A presença do veterano Manoel Ferreira de Moura, que integrou os esforços de preparação da Força Expedicionária Brasileira (FEB) durante a 2ª Guerra Mundial, foi destacada
Os integrantes do Comando de Fronteira Juruá/61° Batalhão de Infantaria de Selva (C.Fron/Juruá/61° BIS) realizaram, na noite desta quinta-feira (16), formatura militar alusiva ao seu 83° aniversário e ao Dia do Veterano, celebrado em 18 de julho, num momento de tradição, história e reconhecimento, sob o comando do Tenente Coronel Fábio dos Santos, comandante da unidade militar em Cruzeiro do Sul.

A formatura militar teve a presença honrosa de autoridades civis, militares, veteranos do 7° Batalhão de Engenharia e Construção (7° BEC), unidade que antecedeu e do C.Fron.Juruá/61° BIS e foi realizada também em reconhecimento aos relevantes serviços prestados ao Exército Brasileiro e a sociedade cruzeirense pelos veteranos.

Além da honrosa presença dos veteranos se destacou na formatura a presença do senhor Manoel Ferreira de Moura, veterano do Exército Brasileiro que integrou os esforços de preparação da Força Expedicionária Brasileira (FEB) durante a 2ª Guerra Mundial. Cultuando o espírito imortal do Soldado da Amazônia foi conduzida pelo Aspirante Silvino e pela tropa a Oração do Guerreiro de Selva.

Na sequência da formatura o Capitão veterano Jovino, Chefe da Seção de Veteranos e Pensionistas da Guarnição de Cruzeiro do Sul, fez a leitura de um texto alusivo a data. Em seguida foi realizada a apresentação de um vídeo com histórico da unidade militar, desde sua fundação em até os dias atuais. A tropa entoou o Hino do Batalhão Marechal Thaumaturgo.

O comandante do C.Fron.Juruá/61° BIS, Tenente Coronel Fábio dos Santos, fez uso da palavra e destacou a celebração do aniversário de 83 anos do Batalhão, a presença honrosa dos veteranos e do veterano do Exército Brasileiro que integrou os esforços de preparação da Força Expedicionária Brasileira (FEB) durante a 2ª Guerra Mundial.
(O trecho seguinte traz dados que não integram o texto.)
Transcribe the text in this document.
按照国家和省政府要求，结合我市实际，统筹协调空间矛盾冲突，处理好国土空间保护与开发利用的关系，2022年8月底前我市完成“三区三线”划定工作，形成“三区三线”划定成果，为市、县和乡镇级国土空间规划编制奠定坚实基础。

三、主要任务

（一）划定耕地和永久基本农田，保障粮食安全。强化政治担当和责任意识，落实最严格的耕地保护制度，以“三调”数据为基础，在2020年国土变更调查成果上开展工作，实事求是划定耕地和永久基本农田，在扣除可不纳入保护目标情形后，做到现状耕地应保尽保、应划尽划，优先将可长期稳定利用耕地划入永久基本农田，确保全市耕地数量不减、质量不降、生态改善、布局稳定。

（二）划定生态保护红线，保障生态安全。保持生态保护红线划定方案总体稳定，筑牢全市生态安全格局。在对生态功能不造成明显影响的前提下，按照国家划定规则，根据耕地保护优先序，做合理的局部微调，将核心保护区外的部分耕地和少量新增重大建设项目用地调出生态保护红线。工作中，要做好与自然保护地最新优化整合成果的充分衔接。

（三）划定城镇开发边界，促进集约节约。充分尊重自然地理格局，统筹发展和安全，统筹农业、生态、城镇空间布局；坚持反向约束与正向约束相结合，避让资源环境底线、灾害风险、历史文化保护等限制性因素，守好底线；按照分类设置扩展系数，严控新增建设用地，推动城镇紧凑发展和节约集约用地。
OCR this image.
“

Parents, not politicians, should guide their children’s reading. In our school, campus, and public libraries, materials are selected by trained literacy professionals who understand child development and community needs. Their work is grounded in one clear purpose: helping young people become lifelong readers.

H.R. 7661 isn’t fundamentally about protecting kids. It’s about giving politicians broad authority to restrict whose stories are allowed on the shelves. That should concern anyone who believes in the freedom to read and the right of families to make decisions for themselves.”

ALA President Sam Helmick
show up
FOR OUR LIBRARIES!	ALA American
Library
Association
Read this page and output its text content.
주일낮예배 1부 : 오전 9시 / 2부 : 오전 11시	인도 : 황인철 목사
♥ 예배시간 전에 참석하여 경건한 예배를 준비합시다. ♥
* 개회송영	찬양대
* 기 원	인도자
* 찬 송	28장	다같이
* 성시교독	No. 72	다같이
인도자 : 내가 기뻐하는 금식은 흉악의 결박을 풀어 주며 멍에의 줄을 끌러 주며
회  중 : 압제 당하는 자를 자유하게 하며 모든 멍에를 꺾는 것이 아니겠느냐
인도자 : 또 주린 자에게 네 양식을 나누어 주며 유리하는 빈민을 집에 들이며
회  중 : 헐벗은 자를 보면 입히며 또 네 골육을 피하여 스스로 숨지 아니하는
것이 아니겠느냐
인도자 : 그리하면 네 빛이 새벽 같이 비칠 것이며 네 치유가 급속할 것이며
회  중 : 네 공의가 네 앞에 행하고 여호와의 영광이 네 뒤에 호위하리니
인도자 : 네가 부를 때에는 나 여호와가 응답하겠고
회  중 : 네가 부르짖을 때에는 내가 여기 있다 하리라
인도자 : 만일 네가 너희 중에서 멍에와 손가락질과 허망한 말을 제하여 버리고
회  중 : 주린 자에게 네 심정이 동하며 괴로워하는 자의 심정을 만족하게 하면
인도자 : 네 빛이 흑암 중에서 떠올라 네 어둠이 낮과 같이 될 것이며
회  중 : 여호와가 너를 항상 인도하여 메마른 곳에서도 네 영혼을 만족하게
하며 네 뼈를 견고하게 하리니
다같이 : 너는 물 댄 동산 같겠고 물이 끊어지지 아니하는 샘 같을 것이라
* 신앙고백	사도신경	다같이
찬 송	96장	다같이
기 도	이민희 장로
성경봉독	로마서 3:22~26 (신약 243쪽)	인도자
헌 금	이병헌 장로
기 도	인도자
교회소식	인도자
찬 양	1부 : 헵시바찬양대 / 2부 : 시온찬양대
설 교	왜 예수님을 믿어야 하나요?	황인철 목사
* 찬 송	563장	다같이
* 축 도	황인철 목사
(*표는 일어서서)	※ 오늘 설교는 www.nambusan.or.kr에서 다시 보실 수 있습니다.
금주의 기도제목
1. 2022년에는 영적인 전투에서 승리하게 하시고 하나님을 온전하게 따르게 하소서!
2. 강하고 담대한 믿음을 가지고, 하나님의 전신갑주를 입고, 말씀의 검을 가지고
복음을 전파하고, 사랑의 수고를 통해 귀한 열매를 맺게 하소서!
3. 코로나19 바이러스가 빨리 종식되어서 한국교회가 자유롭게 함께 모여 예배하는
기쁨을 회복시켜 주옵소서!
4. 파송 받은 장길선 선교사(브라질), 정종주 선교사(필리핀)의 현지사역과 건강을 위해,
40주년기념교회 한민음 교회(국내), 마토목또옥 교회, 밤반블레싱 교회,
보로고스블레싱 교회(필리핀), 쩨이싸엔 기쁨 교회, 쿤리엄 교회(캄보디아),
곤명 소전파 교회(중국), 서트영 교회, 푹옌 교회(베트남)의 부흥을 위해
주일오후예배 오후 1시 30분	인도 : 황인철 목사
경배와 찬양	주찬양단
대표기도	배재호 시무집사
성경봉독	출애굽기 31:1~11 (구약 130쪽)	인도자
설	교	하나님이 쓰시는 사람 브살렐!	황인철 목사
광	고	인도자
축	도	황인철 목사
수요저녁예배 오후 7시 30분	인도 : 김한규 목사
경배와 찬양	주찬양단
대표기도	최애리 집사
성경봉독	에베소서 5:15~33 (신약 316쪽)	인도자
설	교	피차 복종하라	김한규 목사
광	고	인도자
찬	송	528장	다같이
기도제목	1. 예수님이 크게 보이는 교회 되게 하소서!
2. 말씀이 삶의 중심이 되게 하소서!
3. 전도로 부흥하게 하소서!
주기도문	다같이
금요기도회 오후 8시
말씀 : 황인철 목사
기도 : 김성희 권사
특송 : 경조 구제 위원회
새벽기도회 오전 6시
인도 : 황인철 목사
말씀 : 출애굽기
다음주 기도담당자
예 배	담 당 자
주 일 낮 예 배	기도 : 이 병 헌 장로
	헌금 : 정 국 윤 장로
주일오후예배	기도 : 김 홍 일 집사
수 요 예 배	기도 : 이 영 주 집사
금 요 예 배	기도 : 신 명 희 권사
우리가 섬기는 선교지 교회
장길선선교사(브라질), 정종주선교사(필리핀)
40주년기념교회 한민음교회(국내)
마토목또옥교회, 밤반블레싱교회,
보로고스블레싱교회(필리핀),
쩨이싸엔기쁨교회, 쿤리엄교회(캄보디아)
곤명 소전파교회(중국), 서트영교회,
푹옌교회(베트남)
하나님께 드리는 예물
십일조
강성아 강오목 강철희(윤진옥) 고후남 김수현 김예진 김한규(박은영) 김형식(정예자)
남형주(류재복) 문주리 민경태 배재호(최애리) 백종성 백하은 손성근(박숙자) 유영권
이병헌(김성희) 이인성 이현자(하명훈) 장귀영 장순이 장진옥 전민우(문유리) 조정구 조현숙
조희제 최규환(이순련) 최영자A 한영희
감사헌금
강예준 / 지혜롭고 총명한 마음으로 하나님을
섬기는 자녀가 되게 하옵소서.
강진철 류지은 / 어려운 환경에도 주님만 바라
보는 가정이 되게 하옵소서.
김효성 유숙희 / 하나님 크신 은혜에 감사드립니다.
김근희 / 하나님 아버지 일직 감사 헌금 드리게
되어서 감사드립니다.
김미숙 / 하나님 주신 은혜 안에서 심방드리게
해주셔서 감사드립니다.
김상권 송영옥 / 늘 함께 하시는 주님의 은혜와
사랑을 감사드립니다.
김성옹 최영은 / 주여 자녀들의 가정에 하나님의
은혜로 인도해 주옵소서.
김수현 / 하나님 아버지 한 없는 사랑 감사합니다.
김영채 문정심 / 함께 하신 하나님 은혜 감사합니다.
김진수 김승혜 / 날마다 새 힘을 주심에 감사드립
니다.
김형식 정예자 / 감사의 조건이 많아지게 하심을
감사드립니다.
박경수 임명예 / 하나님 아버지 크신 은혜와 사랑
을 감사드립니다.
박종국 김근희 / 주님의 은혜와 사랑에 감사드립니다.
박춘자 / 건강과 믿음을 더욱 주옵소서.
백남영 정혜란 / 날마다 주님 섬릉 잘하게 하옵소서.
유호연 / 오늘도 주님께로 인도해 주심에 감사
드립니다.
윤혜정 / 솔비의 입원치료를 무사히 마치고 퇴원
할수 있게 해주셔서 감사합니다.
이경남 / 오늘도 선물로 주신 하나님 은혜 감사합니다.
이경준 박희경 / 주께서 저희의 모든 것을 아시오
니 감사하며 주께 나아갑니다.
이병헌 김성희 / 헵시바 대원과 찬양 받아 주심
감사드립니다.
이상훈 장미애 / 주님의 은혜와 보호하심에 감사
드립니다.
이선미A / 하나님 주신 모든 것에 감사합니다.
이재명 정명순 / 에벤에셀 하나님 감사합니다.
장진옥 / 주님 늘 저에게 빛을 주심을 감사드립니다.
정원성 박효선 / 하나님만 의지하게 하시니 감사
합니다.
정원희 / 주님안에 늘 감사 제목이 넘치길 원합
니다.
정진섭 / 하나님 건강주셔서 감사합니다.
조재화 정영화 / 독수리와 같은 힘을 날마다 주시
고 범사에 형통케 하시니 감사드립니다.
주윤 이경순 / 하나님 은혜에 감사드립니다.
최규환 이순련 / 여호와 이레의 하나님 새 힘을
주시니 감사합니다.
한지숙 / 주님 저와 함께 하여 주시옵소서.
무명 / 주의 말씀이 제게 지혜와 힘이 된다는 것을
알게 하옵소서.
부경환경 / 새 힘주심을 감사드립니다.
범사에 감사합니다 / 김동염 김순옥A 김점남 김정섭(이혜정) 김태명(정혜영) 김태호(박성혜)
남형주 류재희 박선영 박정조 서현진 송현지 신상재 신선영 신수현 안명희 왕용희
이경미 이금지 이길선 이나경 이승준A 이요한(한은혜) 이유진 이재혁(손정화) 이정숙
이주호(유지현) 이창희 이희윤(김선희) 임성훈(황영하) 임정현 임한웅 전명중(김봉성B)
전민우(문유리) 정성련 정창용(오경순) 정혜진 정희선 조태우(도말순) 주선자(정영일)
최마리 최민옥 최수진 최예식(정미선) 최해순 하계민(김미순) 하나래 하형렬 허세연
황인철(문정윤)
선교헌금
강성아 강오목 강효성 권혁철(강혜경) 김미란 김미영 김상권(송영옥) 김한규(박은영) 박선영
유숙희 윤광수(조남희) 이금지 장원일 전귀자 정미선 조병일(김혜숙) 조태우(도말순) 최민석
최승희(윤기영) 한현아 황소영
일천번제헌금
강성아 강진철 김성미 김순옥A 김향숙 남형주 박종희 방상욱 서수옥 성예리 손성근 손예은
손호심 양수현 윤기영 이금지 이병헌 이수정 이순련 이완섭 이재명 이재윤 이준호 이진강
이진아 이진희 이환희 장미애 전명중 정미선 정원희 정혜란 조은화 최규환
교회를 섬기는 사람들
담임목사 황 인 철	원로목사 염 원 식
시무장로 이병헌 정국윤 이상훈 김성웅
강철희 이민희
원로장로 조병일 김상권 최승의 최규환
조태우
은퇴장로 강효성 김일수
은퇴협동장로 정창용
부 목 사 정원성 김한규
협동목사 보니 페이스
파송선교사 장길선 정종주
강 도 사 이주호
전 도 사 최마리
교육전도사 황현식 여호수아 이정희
Encerrando a formatura a tropa rompeu marcha entoando a canção Soldado da Amazônia, de autoria do Coronel Osvaldo Matoso Maia e se retirou do pátio ao som da Canção Fibra de Heróis e desfilou em continência ao comandante do Batalhão em homenagem aos veteranos ao som do dobrado Batista de Melo, de autoria de Manoel Alves.
O Tenente Coronel Fábio Santos destacou a importância da formatura alusiva ao aniversário de 83 anos do batalhão, cuja história se confunde com a história de Cruzeiro do Sul e ao Dia do Veterano que são os que construíram o batalhão, a cidade e a comunidade cruzeirense e merecem a homenagem para que a tropa saiba que existe um legado e uma tradição que eles tem que honrar.
A presença ilustre do veterano do Exército Brasileiro e integrante da Força Expedicionária Brasileira, Manoel Ferreira de Moura, também foi destacada pelo comandante que lembrou que ele soube que houve outras tentativas de trazê-lo para participar de uma formatura e a presença dele deu um brilhantismo a mais na formatura comemorativa as duas datas importantes.
O veterano do 7° BEC, 2° Tenente da Reserva, Moacir Farias de Oliveira incorporou no Exército Brasileiro em 1973, na Brigada Paraquedista, no Rio de Janeiro, fez o curso de Sargento na Escola de Sargentos da Arma (ESA), em Minas Gerais, depois foi transferido para o 7° BEC, onde ficou por 11 anos, retornou ao Rio de Janeiro (RJ), serviu em Porto Velho e em seguida passou para a Reserva Remunerada.
O veterano do Exército Brasileiro, Manoel Ferreira de Moura, cruzeirense de 98 anos completados no último dia 08 de junho, fez parte do grupo de soldados recrutados para a 2ª Guerra Mundial que saíram de Cruzeiro do Sul num barco para a cidade de Manaus e lá, segundo ele, que lembra de toda sua história, embarcaram no navio Loyde para Belém.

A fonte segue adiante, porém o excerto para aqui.